O que fazemos quando o conflito entra na sala de aula e se senta entre nós?

O conflito não é o incêndio. É o alarme

Durante demasiado tempo, olhámos para o conflito escolar como uma anomalia que deveria ser eliminada rapidamente. Falamos do aluno “problemático”, da turma “impossível”, da família “difícil” ou do professor “sem autoridade”. Estas etiquetas oferecem uma explicação imediata, mas raramente permitem compreender o que se encontra por detrás de um comportamento.

Na realidade, as etiquetas não descrevem apenas. Condenam.

Quando dizemos que um aluno é preguiçoso, agressivo, desinteressado ou mal-educado, deixamos de observar aquilo que aconteceu e começamos a definir a pessoa a partir de um episódio, de uma reação ou de um comportamento. O aluno deixa de ser alguém que praticou determinada ação e passa a ser identificado com essa ação.

A Comunicação Não Violenta, desenvolvida por Marshall B. Rosenberg, propõe uma deslocação profundamente educativa: substituir o julgamento pela observação, reconhecer os sentimentos presentes, identificar as necessidades envolvidas e formular pedidos claros e concretos. Os quatro focos da CNV, observação, sentimentos, necessidades e pedido, funcionam como uma bússola para atravessar conversas difíceis.

O conflito é frequentemente o alarme de uma necessidade que ainda não encontrou palavras.

Por detrás de uma provocação pode existir uma procura de pertença. Por detrás da recusa de realizar uma tarefa pode estar o medo de falhar. Por detrás de uma resposta agressiva pode existir uma necessidade de dignidade. Por detrás da irritação do professor podem estar o cansaço, a sobrecarga e uma necessidade legítima de cooperação.

Compreender uma necessidade não significa aprovar todos os comportamentos. Significa distinguir a pessoa da ação, condição indispensável para corrigir sem humilhar e responsabilizar sem destruir.

PRIMEIRA CENA: “Este aluno está sempre a perturbar”

O professor está a explicar um conteúdo. Um aluno conversa, faz comentários e provoca risos. Depois de várias interrupções, surge a frase habitual:

“Tu estás sempre a estragar a aula. Se não queres aprender, podes sair.”

A formulação contém uma generalização, “estás sempre”, uma acusação, “estragar a aula”, e uma interpretação sobre a intenção do aluno, “não queres aprender”.

O professor poderá estar cansado e ter todas as razões para interromper aquele comportamento. No entanto, o aluno ouvirá sobretudo uma ameaça à própria identidade e ao lugar que ocupa na turma. A partir desse momento, já não estará apenas a defender o comportamento.
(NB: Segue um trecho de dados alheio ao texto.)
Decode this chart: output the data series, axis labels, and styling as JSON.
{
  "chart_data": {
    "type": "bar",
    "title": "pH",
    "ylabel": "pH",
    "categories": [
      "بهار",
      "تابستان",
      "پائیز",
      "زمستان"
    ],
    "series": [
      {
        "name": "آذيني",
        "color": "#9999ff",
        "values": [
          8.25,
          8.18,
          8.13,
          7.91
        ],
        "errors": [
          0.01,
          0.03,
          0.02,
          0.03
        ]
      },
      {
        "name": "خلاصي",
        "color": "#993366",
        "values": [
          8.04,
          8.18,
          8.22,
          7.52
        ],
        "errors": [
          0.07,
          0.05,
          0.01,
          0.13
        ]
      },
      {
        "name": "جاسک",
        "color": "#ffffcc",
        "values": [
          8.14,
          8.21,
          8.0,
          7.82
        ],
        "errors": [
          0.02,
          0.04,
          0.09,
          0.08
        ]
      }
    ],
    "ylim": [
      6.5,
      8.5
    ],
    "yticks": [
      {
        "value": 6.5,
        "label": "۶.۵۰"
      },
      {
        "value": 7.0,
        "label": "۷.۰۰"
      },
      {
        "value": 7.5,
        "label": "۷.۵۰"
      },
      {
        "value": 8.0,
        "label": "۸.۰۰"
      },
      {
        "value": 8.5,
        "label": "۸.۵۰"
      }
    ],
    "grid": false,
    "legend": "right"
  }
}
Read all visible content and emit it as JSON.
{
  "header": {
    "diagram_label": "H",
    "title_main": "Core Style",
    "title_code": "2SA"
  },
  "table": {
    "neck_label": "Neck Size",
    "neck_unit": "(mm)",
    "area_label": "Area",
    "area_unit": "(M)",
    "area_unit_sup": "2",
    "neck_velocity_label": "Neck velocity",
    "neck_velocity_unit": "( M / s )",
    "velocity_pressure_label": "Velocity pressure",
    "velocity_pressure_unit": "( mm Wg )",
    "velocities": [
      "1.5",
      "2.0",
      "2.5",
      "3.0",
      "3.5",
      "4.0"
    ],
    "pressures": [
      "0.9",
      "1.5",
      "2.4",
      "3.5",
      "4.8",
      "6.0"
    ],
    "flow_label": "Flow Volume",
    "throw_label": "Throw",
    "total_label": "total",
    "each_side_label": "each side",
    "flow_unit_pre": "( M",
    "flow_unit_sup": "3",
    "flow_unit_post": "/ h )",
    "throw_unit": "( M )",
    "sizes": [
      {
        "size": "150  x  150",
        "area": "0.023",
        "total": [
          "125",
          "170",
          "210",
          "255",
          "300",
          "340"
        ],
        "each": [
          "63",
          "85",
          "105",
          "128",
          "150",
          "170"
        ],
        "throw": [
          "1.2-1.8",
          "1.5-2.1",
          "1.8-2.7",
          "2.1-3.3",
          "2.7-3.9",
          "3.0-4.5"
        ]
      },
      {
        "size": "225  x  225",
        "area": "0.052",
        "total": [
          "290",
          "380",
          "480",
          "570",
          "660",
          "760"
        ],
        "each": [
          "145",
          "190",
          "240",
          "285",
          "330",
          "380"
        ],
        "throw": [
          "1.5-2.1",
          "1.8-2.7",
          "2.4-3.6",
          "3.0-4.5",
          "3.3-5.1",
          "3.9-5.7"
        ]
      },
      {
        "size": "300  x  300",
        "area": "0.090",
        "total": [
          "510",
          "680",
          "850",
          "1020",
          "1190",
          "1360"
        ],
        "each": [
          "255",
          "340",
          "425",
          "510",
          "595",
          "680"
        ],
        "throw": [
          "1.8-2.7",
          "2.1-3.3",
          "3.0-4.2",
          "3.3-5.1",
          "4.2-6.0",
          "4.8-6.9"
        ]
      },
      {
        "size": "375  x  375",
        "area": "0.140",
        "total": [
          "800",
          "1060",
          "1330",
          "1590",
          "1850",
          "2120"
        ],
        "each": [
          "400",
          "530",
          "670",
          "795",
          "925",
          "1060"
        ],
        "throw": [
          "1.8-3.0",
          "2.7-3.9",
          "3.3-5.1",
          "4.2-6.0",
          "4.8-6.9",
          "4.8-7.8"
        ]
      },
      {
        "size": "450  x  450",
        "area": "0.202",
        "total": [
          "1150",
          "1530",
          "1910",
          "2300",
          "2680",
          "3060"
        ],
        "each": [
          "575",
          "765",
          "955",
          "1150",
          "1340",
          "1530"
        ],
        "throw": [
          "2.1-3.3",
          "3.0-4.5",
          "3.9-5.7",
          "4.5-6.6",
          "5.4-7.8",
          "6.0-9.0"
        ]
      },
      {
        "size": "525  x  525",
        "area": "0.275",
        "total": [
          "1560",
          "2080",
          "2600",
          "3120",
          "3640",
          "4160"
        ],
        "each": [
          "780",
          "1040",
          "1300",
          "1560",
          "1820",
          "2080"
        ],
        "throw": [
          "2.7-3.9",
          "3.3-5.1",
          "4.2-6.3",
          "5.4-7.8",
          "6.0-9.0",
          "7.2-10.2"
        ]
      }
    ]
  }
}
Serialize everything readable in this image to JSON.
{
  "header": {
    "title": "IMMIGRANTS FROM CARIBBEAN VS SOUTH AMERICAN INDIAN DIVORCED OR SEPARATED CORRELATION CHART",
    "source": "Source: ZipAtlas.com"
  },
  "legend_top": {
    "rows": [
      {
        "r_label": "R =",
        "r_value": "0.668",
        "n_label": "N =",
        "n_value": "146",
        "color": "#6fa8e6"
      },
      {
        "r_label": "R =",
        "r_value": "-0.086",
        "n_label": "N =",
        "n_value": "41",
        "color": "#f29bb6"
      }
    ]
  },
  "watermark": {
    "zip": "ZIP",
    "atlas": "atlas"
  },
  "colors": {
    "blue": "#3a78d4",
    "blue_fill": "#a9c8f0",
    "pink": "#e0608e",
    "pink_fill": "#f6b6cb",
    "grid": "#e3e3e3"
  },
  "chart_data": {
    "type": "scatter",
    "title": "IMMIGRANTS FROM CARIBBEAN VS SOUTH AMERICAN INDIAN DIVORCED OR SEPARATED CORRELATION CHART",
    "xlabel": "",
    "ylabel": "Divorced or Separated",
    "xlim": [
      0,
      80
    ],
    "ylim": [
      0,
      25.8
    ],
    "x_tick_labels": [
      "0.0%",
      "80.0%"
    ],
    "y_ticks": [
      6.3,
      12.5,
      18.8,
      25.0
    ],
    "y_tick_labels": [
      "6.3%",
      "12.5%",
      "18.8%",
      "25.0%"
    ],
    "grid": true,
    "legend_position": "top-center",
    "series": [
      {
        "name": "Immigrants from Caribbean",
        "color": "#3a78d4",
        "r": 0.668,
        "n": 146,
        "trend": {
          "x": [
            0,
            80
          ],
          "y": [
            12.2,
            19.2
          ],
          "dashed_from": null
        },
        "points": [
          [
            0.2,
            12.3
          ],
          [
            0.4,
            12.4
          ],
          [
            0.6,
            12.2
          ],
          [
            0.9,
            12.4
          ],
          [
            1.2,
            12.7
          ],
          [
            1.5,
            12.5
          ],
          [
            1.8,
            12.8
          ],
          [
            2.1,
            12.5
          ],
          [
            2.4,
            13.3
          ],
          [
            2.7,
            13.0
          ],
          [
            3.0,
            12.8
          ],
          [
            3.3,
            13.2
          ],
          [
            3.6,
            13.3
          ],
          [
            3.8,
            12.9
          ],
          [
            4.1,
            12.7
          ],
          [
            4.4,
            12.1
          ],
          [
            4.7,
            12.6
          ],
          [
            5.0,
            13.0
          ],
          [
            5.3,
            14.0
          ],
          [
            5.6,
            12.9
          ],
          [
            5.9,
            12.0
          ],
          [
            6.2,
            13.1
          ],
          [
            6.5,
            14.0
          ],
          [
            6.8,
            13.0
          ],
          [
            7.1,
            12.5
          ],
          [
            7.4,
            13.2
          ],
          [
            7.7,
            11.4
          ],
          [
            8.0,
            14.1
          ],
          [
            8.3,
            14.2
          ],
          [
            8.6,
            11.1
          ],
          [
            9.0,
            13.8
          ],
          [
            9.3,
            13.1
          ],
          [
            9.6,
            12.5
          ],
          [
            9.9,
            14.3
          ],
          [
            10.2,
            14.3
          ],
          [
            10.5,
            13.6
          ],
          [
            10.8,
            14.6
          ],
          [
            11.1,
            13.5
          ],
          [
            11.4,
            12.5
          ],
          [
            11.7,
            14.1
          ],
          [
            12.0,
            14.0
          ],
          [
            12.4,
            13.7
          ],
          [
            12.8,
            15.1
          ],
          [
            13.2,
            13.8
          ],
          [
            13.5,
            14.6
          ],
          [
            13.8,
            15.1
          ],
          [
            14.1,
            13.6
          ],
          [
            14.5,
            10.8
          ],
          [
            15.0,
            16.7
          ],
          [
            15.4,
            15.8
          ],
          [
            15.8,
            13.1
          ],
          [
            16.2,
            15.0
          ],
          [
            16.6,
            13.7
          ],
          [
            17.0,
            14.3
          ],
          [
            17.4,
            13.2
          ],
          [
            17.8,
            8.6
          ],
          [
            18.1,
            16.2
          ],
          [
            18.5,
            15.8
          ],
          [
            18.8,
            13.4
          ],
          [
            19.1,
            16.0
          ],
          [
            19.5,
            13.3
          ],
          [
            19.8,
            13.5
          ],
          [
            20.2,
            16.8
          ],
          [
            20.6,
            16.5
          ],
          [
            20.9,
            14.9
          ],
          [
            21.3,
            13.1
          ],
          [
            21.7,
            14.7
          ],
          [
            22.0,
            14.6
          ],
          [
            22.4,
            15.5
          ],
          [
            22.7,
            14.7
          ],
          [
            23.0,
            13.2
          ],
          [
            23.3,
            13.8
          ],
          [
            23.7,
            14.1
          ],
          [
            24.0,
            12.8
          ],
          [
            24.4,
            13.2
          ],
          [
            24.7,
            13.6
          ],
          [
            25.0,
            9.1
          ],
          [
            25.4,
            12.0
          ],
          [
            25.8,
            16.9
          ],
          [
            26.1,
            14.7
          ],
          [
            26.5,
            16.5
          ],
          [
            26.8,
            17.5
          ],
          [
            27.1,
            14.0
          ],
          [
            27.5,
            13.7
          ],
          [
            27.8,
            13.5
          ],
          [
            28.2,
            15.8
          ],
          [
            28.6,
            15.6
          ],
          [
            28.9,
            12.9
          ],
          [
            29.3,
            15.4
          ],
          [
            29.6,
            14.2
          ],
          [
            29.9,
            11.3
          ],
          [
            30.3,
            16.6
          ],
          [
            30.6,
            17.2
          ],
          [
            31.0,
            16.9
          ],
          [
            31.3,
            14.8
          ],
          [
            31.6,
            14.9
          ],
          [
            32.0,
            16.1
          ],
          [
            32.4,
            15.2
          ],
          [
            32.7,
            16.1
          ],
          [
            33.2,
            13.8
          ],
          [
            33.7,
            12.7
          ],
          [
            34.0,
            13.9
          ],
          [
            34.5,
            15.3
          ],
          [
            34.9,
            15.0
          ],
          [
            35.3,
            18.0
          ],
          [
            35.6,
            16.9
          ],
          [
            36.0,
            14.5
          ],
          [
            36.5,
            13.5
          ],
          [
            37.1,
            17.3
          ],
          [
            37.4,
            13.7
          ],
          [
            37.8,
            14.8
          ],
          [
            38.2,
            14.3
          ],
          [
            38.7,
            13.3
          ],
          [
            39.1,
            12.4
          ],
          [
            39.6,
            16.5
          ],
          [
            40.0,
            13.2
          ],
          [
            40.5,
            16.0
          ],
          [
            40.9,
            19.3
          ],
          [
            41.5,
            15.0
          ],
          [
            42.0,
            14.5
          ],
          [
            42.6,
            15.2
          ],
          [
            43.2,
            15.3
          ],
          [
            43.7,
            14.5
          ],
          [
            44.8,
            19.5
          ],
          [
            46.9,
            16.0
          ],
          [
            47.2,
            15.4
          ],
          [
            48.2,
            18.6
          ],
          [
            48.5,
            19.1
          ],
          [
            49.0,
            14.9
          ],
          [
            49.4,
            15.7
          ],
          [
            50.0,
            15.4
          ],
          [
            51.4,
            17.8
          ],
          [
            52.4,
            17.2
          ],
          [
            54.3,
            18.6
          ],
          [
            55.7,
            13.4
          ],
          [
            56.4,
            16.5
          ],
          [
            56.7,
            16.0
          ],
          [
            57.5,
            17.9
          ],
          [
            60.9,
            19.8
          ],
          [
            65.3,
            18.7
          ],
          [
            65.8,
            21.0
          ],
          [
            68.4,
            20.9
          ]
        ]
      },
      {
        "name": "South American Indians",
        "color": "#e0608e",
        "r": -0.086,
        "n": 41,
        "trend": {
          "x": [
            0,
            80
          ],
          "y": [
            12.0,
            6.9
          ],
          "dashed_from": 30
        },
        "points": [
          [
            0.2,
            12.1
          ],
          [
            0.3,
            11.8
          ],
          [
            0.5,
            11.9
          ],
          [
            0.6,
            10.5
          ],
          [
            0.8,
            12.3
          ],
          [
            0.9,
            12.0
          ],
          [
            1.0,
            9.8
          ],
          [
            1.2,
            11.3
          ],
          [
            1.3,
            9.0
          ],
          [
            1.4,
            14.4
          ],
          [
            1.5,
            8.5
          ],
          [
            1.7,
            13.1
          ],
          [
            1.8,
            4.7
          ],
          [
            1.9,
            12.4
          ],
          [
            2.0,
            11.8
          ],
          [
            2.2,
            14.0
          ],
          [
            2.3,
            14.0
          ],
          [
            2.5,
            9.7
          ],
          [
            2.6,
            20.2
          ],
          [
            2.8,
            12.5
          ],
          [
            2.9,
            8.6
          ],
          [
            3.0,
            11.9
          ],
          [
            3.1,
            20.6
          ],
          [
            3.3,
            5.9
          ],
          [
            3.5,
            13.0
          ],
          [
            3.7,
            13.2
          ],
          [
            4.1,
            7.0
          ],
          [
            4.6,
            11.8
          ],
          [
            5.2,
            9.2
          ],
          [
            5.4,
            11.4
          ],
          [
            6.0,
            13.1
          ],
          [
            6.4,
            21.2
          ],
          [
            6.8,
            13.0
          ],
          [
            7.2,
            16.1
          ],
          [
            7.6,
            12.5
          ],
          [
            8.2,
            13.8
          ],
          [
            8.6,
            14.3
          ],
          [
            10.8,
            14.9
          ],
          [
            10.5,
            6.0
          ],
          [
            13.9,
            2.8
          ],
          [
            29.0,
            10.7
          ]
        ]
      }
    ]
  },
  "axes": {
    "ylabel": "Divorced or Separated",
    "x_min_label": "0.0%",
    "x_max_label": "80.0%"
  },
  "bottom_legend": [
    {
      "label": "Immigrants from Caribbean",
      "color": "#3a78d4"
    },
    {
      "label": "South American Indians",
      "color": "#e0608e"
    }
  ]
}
Estará a defender-se a si próprio.

Uma intervenção orientada pela CNV poderia ser:

“Durante os últimos dez minutos, ouvi três comentários enquanto eu explicava e reparei que vários colegas desviaram a atenção. Estou frustrado porque preciso de concentração para conseguirmos compreender este conteúdo. Peço-te que aguardes pelo final da explicação para falares. Consegues fazê-lo?”

O professor não abdica da autoridade. Pelo contrário, torna-a mais clara. Em vez de atacar a pessoa, descreve o comportamento, explica o respetivo impacto, identifica a necessidade pedagógica e apresenta uma ação concreta.

Se o aluno responder:

“Mas não fui só eu!”

O professor poderá dizer:

“Ouço que te incomoda seres chamado à atenção quando outros colegas também estavam a falar. Vou ocupar-me das restantes situações. Neste momento, estou a conversar contigo sobre aquilo que observei. Preciso de saber se estás disponível para colaborar.”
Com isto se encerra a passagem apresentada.